There's a lot of disagreement in the medical community about almost everything, but the one thing that most experts agree on is that keeping active, both physically and mentally, is good for us.
That can be a bit of a challenge for those of us with XLH, especially as we get older. Our joints can become arthritic and our ligaments and tendons can become calcified, so movement hurts. Pain causes us to stop moving, and then the reduced moving makes it harder to move without pain, which causes us to move even less.
For the last couple decades, I've been turning to stone, with calcifications in assorted soft tissues, from the posterior longitudinal ligament (the rubbery thing that runs along your spine, keeping the vertebrae from flexing too far, while still allowing it to flex somewhat), to my Achilles tendon. I don't know if being more active while in my 30s and 40s might have prevented or slowed down the calcification, but there isn't anything I can do to reverse the calcification now. (Note to young members: Keep moving. It's important for everyone, but possibly more so for XLH patients.)

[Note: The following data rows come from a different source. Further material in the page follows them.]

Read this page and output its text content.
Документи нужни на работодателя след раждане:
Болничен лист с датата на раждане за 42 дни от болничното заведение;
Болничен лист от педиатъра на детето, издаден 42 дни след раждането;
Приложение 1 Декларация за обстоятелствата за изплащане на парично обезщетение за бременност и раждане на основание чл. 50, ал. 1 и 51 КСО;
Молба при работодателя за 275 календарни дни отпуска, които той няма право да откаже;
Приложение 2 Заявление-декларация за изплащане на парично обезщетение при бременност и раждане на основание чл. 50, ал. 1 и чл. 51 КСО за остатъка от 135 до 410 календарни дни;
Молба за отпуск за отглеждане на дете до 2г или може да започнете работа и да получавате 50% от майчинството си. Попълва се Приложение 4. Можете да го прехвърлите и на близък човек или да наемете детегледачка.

What I can do now is to keep the restrictions from getting any worse. Or at least try to. I can't exactly run a marathon or even walk much, but I can do little things. I can't move a lot or fast, but I can move more.

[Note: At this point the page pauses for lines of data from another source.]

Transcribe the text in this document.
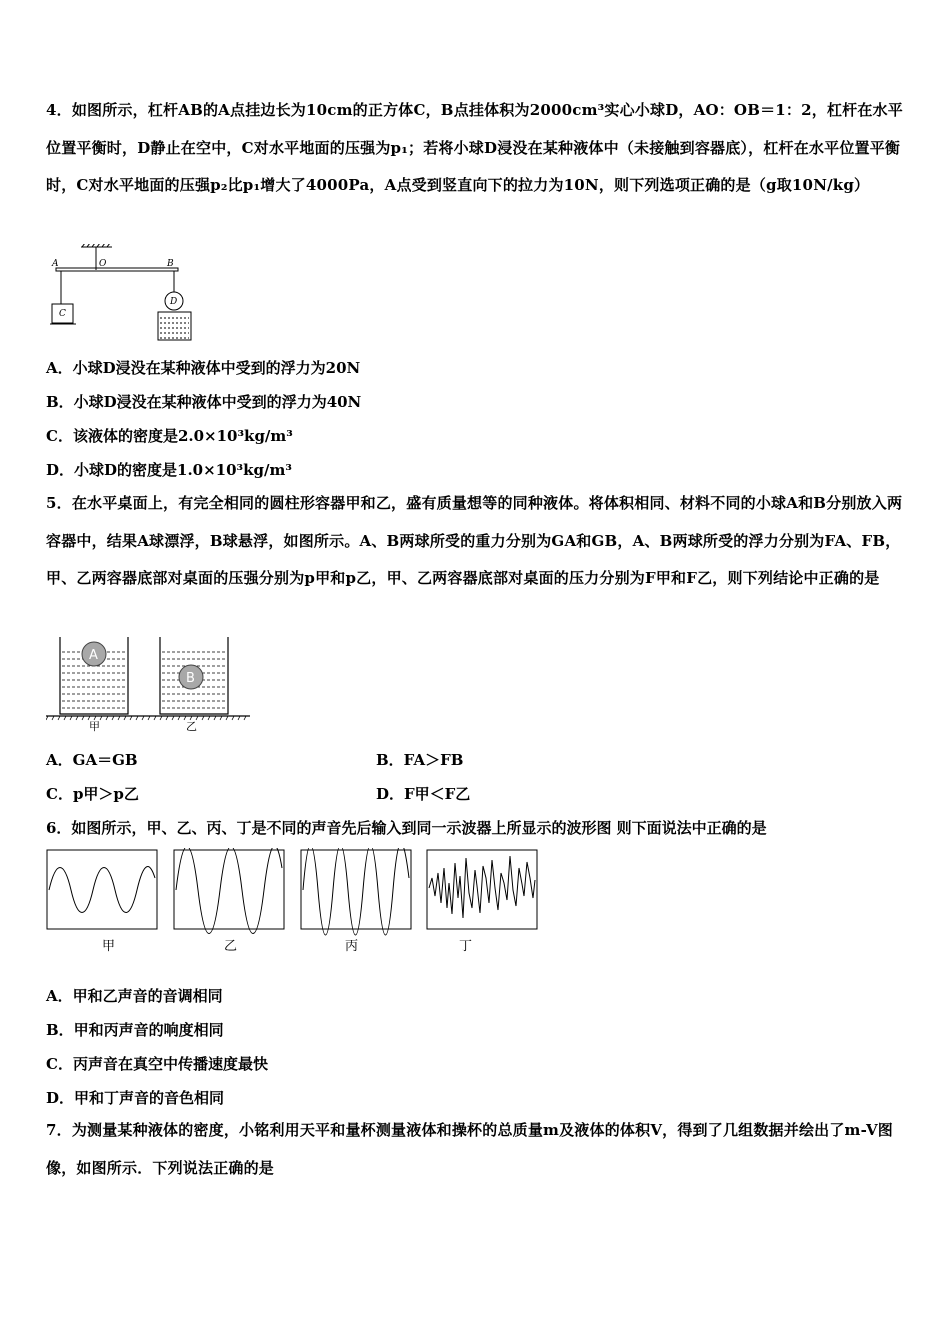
4．如图所示，杠杆AB的A点挂边长为10cm的正方体C，B点挂体积为2000cm³实心小球D，AO：OB＝1：2，杠杆在水平位置平衡时，D静止在空中，C对水平地面的压强为p₁；若将小球D浸没在某种液体中（未接触到容器底），杠杆在水平位置平衡时，C对水平地面的压强p₂比p₁增大了4000Pa，A点受到竖直向下的拉力为10N，则下列选项正确的是（g取10N/kg）
A	O	B
C
D
A．小球D浸没在某种液体中受到的浮力为20N
B．小球D浸没在某种液体中受到的浮力为40N
C．该液体的密度是2.0×10³kg/m³
D．小球D的密度是1.0×10³kg/m³
5．在水平桌面上，有完全相同的圆柱形容器甲和乙，盛有质量想等的同种液体。将体积相同、材料不同的小球A和B分别放入两容器中，结果A球漂浮，B球悬浮，如图所示。A、B两球所受的重力分别为GA和GB，A、B两球所受的浮力分别为FA、FB，甲、乙两容器底部对桌面的压强分别为p甲和p乙，甲、乙两容器底部对桌面的压力分别为F甲和F乙，则下列结论中正确的是
A
B
甲	乙
A．GA＝GB	B．FA＞FB
C．p甲＞p乙	D．F甲＜F乙
6．如图所示，甲、乙、丙、丁是不同的声音先后输入到同一示波器上所显示的波形图 则下面说法中正确的是
甲	乙	丙	丁
A．甲和乙声音的音调相同
B．甲和丙声音的响度相同
C．丙声音在真空中传播速度最快
D．甲和丁声音的音色相同
7．为测量某种液体的密度，小铭利用天平和量杯测量液体和操杯的总质量m及液体的体积V，得到了几组数据并绘出了m-V图像，如图所示．下列说法正确的是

Last summer, I committed to spending fifteen minutes a day in the vegetable garden. Every single day of the growing season. No excuses. At the end of the summer, I wasn't running marathons, and I still needed my cane for stability, but I did feel better. As far as I could tell, the calcifications weren't any worse, and I consider that a major victory!
This summer, I'm back to my fifteen-minutes-a-day commitment. I really do enjoy my time in the garden, but when the weather is hot and muggy, or my joints are particularly creaky and I'm irritable, it can be hard to make myself go out and weed. Knowing it's just a small commitment, that I can stop at the end of the fifteen minutes, helps get me out the door. And then, once I'm out there, I'm more likely than not to stay out for an hour or so. I don't move very fast, and I rely on my hoe so I don't have to bend too far or kneel, but I still get in a bit of exercise every day.
I'm feeling better, and the garden looks more productive than ever. It's amazing what my fifteen minutes a day are adding up to. This year's garden has 400 onions, 200+ garlic heads, 36 pepper plants, a dozen tomato plants, and an assortment of beans, swiss chard, winter squash, summer squash, cucumbers, broccoli and herbs. I'm feeling better and eating better.